Il persiano accondiscese, ma, quando ebbe scritto e firmato, uno degli amici di Alì estrasse una pistola e, rivolgendosi all'Amina, le disse:

– Voi avete perdonato, ma noi no! Quest'uomo merita la morte e morrà. Lo abbiamo giurato.

E lo freddò d'un colpo, facendogli saltare le cervella.

Dopo quella sera Amina scomparve da Teheran, ma vi fu chi s'incaricò di far pervenire a Nas-el-din la dichiarazione di Ben-Zuf.

Lo Sciàh fu molto impressionato da quel fatto, rimpianse a lungo la morte del coraggioso giovane che aveva difeso le frontiere dello Stato contro l'invasione dei curdi e decretò la distruzione di tutte le case appartenenti al delatore ed al fratello di lui, magro compenso per la morte d'un così bravo principe del suo sangue.

Fece cercare Amina nell'Afganistan e nel Belucistan per tentare di riparare in qualche modo al mal fatto, senza però riuscire nell'intento.

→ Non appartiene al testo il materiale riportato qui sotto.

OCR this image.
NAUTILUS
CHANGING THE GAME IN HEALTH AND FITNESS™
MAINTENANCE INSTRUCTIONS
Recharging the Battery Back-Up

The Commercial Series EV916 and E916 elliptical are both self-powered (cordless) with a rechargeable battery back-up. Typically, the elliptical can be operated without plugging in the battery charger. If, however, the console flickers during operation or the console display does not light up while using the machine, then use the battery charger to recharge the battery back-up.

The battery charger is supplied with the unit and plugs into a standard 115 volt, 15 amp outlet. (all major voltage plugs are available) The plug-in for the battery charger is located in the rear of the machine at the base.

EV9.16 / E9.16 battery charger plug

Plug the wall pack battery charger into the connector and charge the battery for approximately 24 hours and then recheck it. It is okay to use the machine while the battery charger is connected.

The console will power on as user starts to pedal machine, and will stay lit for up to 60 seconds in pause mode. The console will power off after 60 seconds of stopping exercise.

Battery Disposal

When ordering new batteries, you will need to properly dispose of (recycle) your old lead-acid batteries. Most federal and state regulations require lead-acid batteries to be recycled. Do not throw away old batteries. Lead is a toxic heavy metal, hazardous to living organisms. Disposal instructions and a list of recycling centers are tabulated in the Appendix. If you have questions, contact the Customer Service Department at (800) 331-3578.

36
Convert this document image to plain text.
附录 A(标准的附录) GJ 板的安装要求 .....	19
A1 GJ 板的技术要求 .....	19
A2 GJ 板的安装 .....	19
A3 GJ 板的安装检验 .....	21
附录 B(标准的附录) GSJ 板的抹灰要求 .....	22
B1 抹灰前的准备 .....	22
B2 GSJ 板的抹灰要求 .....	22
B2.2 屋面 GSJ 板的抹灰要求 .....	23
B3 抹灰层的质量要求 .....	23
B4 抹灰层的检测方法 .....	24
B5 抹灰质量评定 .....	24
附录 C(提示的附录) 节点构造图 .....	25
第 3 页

Quando finalmente morì, una mano audace scrisse sul suo mausoleo questa terribile frase che i persiani ancora ricordano!

«Qui giace l'assassino di Alì».

Nessuno seppe mai chi la vergò, né il suo successore, che è l'attuale Sciàh, credette opportuno di fare maggiori indagini.

In Persia si sospetta però che la mano fosse quella di Amina, la sorella dello sventurato e valoroso giovane, difensore delle frontiere persiane.